The point of Dr. Alberts' editorial was not to belabor this link but to point out the other often overlooked benefits to a society strongly couched in scientific thinking. He points out 3 benefits: optimism, a long-term focus, and determining what works without ideology.
I completely agree with "optimism." As cranky as I and my colleagues often are, we basically believe that our scientific pursuits will bear fruit, that our educational efforts will provide for the next generation, and that it's all worth it.
I mostly agree with a "long-term focus" as well. If you smoke today, you will likely get cancer/emphysema/etc in 30 years, that's science for you. If we say that smoking causes cancer or think about it, it will cost jobs and hurt the economy next quarter, that's politics for you. As a people, we have shifted the balance towards short-term gains and from long-term realities (I say this as fuel efficient car sales have dropped concomitant with gas prices). Why do I not completely agree with this? Well scientists are people too and can succumb to this as well, although I will concur that a scientific mind-set makes this less likely and more easily combatted with evidence.

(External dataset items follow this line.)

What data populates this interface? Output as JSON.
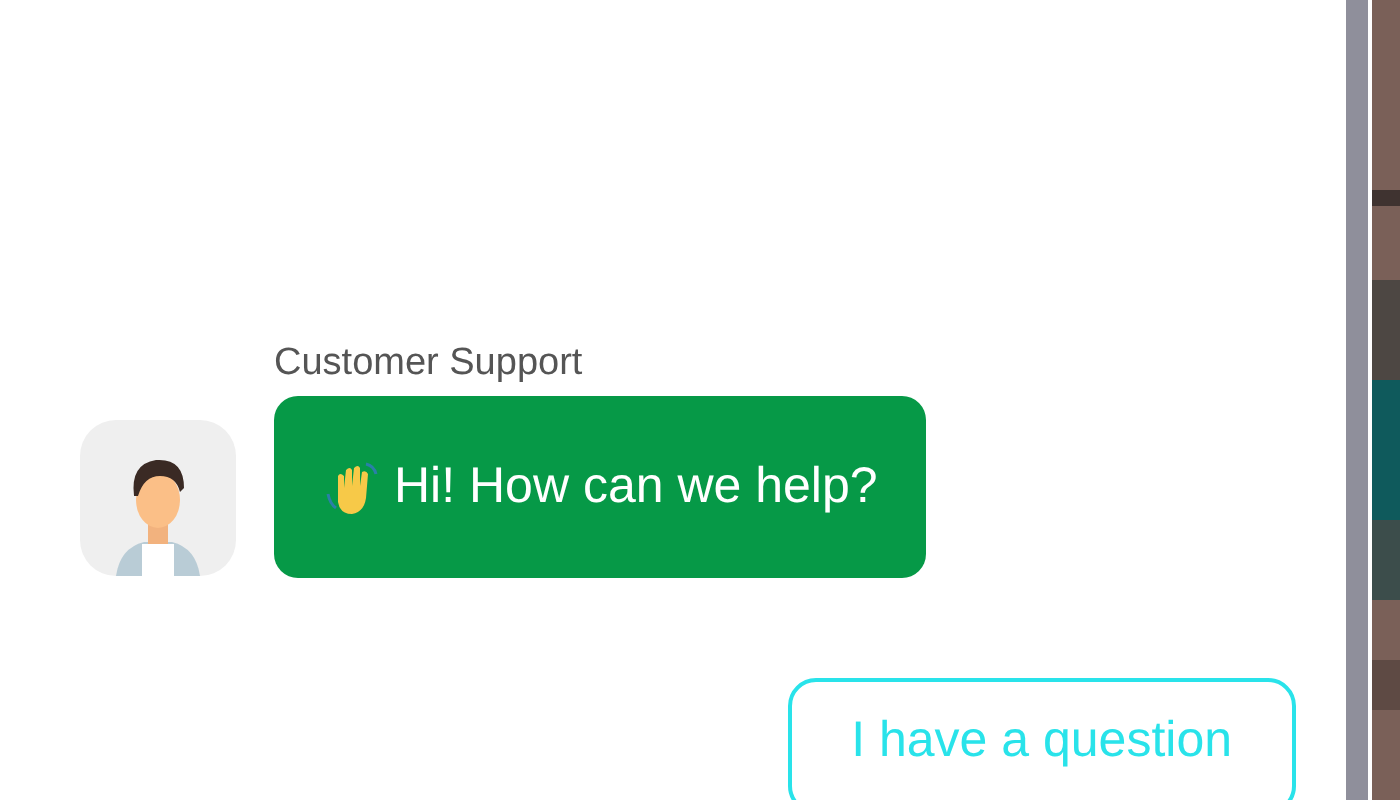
{
  "messages": [
    {
      "sender": "Customer Support",
      "text": "Hi! How can we help?"
    }
  ],
  "quick_replies": [
    {
      "label": "I have a question"
    }
  ]
}
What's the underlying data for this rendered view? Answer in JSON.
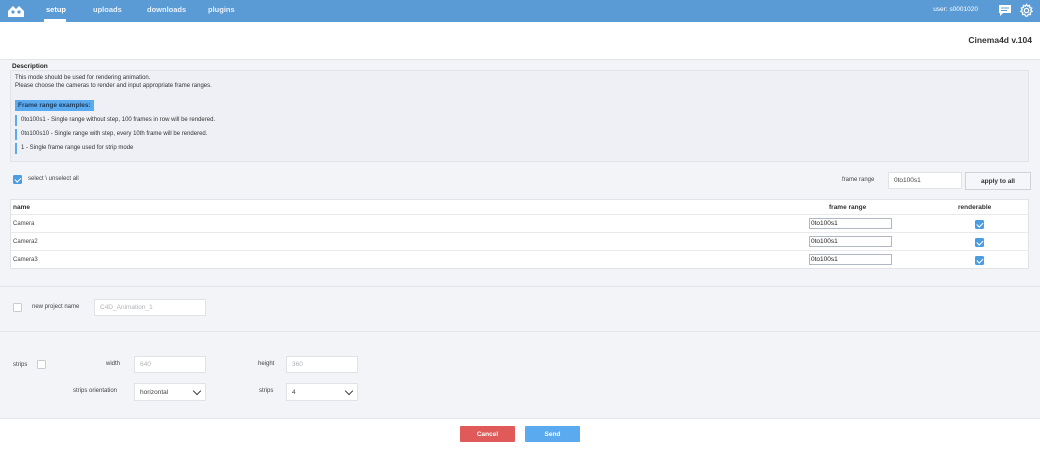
{
  "nav": {
    "items": [
      {
        "label": "setup",
        "active": true
      },
      {
        "label": "uploads",
        "active": false
      },
      {
        "label": "downloads",
        "active": false
      },
      {
        "label": "plugins",
        "active": false
      }
    ],
    "user": "user: s0001020"
  },
  "header": {
    "app_version": "Cinema4d v.104"
  },
  "description": {
    "label": "Description",
    "lines": [
      "This mode should be used for rendering animation.",
      "Please choose the cameras to render and input appropriate frame ranges."
    ],
    "frame_range_title": "Frame range examples:",
    "examples": [
      "0to100s1 - Single range without step, 100 frames in row will be rendered.",
      "0to100s10 - Single range with step, every 10th frame will be rendered.",
      "1 - Single frame range used for strip mode"
    ]
  },
  "selection": {
    "select_all_label": "select \\ unselect all",
    "select_all_checked": true,
    "frame_range_label": "frame range",
    "frame_range_value": "0to100s1",
    "apply_button": "apply to all"
  },
  "table": {
    "headers": {
      "name": "name",
      "frame_range": "frame range",
      "renderable": "renderable"
    },
    "rows": [
      {
        "name": "Camera",
        "frame_range": "0to100s1",
        "renderable": true
      },
      {
        "name": "Camera2",
        "frame_range": "0to100s1",
        "renderable": true
      },
      {
        "name": "Camera3",
        "frame_range": "0to100s1",
        "renderable": true
      }
    ]
  },
  "project": {
    "label": "new project name",
    "checked": false,
    "placeholder": "C4D_Animation_1"
  },
  "strips": {
    "label": "strips",
    "checked": false,
    "width_label": "width",
    "width_value": "640",
    "height_label": "height",
    "height_value": "360",
    "orientation_label": "strips orientation",
    "orientation_value": "horizontal",
    "count_label": "strips",
    "count_value": "4"
  },
  "footer": {
    "cancel": "Cancel",
    "send": "Send"
  },
  "colors": {
    "topbar": "#5b9bd5",
    "accent": "#5aaaf0",
    "cancel": "#e05a5a",
    "checkbox": "#4a9de0"
  }
}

I am completely mixed on the "determining what works without ideology" idea. In a perfect world that is true, but again scientists are people too. Some scientists are religious, how does this effect their research when dealing with embryonic stem cell research or the morning after pill? All the scientists that I know are moral and would not engage in Tuskegee-like research and that is an ideology (moral approach to human studies) I want to keep despite what might work. See this one can cut both ways. However, Dr. Alberts was addressing the policy issues of the Bush administration, such as abstinence-only sex education (to name one), which were promoted despite evidence that they were failed policies. In these cases the political ideology overrode reality, and I don't care who you are, that's a problem.